Numerical study on heat transfer of turbulent channel flow over periodic grooves

Abstract

A numerical investigation of turbulent forced convection in a two-dimensional channel with periodic transverse grooves on the lower channel wall is conducted. The lower wall is subjected to a uniform heat flux condition while the upper wall is insulated. To investigate turbulence model effects, computations based on a finite volume method, are carried out by utilizing four turbulence models: the standard k − ε , the Renormalized Group (RNG) k − ε , the standard k − ω , and the shear stress transport (SST) k − ω turbulence models.

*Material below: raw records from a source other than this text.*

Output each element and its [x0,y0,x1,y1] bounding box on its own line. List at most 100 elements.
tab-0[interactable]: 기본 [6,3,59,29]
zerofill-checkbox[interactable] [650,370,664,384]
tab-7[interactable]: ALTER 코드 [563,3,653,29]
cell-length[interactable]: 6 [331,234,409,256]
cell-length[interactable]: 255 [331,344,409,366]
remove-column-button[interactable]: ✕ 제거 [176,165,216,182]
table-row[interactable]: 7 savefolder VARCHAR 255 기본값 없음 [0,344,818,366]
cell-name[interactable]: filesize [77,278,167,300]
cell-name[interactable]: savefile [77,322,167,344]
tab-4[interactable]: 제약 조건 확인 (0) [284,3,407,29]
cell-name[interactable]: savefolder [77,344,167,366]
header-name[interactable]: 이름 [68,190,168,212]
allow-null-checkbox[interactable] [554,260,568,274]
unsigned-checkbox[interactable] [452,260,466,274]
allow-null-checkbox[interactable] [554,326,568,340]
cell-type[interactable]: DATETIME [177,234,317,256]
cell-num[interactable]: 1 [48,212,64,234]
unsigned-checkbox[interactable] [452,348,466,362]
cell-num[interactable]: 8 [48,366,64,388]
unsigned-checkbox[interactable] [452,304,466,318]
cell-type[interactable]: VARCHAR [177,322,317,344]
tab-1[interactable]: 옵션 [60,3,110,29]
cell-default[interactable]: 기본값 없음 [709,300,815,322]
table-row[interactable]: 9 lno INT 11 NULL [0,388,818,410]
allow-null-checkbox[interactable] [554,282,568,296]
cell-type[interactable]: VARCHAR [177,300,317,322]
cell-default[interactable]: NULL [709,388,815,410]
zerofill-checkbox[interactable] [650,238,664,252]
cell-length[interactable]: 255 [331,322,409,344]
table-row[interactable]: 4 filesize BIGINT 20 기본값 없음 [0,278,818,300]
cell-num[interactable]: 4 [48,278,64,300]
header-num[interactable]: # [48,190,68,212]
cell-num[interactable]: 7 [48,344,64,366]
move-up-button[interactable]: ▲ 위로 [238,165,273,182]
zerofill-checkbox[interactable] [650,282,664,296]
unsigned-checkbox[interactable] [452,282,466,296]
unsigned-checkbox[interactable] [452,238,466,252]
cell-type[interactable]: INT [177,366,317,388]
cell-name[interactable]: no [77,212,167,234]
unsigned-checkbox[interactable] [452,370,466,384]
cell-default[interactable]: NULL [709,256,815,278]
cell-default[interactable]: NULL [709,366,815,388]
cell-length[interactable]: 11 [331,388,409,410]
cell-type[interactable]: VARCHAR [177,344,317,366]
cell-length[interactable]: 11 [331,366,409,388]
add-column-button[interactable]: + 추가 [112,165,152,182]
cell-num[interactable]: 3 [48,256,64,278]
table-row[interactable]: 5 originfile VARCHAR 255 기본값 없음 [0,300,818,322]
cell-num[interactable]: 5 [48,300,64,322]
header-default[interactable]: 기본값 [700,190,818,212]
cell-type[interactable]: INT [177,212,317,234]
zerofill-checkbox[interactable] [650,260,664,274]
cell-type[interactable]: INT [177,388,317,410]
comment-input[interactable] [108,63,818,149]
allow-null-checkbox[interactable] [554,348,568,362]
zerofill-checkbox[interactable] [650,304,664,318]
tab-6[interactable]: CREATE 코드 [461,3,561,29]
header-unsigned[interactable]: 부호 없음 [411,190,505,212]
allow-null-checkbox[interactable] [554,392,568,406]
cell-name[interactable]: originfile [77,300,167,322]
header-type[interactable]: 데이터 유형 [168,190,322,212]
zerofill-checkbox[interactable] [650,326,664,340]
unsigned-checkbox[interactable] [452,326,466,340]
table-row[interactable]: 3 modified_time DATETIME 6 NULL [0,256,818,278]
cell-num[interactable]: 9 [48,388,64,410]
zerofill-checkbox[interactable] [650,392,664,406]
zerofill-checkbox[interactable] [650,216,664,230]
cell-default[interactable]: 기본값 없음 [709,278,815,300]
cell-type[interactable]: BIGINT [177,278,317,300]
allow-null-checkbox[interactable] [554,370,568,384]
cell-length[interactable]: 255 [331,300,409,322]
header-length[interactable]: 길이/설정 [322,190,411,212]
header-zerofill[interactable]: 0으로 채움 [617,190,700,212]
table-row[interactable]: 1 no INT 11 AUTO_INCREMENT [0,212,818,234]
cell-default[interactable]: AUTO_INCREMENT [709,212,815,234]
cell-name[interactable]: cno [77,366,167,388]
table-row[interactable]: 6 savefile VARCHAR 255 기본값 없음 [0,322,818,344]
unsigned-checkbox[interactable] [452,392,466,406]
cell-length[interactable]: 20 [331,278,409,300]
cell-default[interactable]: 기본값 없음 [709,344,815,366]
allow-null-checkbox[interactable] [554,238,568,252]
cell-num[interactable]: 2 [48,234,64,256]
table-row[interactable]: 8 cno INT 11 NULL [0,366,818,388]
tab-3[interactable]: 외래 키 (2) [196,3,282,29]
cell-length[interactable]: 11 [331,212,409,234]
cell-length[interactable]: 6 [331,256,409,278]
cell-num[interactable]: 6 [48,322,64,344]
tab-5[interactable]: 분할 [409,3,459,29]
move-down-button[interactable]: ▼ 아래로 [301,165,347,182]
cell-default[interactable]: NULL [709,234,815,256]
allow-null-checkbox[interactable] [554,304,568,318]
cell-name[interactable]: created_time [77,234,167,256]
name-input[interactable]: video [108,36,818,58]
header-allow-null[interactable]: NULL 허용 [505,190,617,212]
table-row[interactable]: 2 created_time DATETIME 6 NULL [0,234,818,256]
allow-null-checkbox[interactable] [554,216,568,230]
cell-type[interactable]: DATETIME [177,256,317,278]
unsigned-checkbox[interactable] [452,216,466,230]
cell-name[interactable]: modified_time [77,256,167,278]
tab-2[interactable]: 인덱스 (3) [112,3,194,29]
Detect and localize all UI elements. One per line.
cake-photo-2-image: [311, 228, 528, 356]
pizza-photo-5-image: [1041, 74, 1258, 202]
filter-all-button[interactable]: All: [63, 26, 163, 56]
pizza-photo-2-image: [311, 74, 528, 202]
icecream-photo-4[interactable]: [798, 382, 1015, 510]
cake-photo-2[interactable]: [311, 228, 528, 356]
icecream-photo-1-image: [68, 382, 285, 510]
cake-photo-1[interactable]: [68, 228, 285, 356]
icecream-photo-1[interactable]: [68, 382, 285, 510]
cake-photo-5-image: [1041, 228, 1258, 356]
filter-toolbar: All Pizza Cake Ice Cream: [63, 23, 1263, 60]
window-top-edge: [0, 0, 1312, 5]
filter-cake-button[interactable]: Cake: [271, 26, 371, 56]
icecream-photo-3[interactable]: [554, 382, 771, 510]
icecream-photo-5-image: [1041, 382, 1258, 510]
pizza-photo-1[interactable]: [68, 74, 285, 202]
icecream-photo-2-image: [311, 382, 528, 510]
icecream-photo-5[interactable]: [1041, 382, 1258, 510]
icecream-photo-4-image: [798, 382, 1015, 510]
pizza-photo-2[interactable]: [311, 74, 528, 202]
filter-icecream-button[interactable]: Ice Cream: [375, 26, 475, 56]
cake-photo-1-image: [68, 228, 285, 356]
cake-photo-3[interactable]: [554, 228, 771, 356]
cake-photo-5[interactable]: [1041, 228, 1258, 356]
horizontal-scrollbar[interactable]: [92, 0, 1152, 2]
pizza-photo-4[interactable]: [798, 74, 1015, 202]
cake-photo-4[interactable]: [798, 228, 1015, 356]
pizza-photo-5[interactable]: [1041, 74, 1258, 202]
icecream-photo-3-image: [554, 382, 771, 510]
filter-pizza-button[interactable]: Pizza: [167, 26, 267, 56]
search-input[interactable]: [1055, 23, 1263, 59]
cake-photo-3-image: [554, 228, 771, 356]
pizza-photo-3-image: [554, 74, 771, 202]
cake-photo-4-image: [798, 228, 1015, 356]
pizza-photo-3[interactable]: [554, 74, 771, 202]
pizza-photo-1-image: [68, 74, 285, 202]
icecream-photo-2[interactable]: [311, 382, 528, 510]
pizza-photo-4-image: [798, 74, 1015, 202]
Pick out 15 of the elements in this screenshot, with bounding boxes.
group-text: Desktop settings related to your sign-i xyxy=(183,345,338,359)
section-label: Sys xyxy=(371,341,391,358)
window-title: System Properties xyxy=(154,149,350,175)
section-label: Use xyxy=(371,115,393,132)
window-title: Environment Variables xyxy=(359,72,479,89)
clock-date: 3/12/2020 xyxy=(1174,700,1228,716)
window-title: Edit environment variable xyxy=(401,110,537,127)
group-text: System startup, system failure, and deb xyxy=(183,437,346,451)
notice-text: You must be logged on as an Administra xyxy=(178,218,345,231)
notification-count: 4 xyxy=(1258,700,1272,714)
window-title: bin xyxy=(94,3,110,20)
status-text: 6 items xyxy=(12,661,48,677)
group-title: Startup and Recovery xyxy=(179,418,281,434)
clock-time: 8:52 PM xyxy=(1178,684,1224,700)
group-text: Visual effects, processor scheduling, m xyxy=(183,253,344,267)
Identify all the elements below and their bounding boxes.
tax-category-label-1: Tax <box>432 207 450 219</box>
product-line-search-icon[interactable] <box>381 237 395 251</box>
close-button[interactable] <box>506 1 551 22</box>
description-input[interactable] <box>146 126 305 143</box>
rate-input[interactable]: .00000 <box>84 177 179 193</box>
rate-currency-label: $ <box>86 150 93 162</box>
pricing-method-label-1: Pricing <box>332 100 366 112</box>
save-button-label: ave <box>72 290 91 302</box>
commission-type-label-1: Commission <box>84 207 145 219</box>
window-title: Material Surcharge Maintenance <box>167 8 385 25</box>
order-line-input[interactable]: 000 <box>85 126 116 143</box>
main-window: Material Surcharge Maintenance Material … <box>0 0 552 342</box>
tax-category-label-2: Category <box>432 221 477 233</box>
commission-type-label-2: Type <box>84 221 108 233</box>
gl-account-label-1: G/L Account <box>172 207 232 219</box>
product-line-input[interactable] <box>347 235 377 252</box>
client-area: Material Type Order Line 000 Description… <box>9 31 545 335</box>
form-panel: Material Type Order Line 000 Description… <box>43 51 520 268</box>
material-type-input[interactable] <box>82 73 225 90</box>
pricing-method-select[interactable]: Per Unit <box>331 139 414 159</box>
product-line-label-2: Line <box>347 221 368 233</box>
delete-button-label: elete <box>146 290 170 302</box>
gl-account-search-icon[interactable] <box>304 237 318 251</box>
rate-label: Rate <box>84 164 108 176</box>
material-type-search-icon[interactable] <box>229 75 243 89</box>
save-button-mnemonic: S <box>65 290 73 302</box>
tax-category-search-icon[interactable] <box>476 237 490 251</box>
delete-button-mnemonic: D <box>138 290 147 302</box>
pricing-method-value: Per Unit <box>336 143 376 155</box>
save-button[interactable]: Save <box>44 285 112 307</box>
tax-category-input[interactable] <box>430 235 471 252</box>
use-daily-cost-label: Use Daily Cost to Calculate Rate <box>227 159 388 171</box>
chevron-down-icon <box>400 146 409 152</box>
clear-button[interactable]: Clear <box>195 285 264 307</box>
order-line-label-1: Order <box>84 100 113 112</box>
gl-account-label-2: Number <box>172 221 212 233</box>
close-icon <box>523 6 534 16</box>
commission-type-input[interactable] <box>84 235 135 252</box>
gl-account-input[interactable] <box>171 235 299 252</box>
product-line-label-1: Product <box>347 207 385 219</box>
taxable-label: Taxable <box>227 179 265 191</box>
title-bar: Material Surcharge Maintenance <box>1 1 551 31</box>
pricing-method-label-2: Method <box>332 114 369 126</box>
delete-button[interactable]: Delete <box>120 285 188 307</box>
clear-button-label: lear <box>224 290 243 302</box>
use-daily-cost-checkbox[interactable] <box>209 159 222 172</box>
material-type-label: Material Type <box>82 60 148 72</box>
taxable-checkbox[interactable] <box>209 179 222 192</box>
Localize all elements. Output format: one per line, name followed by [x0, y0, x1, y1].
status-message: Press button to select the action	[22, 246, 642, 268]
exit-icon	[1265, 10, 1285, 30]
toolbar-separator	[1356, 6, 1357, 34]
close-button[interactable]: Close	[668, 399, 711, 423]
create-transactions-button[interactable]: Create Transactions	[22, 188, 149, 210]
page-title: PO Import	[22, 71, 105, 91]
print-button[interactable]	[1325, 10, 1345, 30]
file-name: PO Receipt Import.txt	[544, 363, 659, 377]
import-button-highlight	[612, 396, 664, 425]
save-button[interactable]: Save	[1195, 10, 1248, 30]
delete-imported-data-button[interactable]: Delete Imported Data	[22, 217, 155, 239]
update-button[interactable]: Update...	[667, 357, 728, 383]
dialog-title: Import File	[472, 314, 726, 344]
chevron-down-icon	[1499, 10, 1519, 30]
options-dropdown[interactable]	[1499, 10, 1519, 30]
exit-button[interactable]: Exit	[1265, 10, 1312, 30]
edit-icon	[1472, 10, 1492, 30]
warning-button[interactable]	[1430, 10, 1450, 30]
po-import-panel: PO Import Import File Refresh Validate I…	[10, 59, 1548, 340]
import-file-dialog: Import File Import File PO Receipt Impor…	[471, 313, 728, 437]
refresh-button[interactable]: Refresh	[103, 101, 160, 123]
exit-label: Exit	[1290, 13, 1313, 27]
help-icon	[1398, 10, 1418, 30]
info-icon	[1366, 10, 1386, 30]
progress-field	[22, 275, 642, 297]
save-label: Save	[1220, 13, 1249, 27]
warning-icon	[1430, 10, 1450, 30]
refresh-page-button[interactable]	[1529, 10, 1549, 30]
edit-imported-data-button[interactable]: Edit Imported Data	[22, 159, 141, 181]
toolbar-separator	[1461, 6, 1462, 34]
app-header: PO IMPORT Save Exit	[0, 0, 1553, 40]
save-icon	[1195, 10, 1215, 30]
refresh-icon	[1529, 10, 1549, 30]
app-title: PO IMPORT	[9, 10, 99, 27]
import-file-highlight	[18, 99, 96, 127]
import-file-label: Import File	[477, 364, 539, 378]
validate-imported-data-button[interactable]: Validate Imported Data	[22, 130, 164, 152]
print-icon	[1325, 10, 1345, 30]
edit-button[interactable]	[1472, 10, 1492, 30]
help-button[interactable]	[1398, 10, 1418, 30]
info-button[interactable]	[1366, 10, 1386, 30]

Parametric runs are made for Reynolds numbers ranging from 6000 to 18,000 with the groove-width to channel-height ratio ( B/ H) of 0.5 to 1.75 while the groove pitch ratio of 2 and the depth ratio of 0.5 are fixed throughout. The predicted results from using several turbulence models reveal that the RNG and the k − ε turbulence models generally provide better agreement with available measurements than others. Therefore, the k − ε model is selected to use in prediction of this complex flow. In addition, the results of the heat transfer coefficient, friction factor, skin friction coefficient and thermal enhancement factor are also examined. It is found that the grooved channel provides a considerable increase in heat transfer at about 158% over the smooth channel and a maximum gain of 1.33 on thermal performance factor is obtained for the case of B/ H = 0.75. This indicates that the reverse/re-circulation flow in a channel with transverse grooves can improve the heat transfer rate.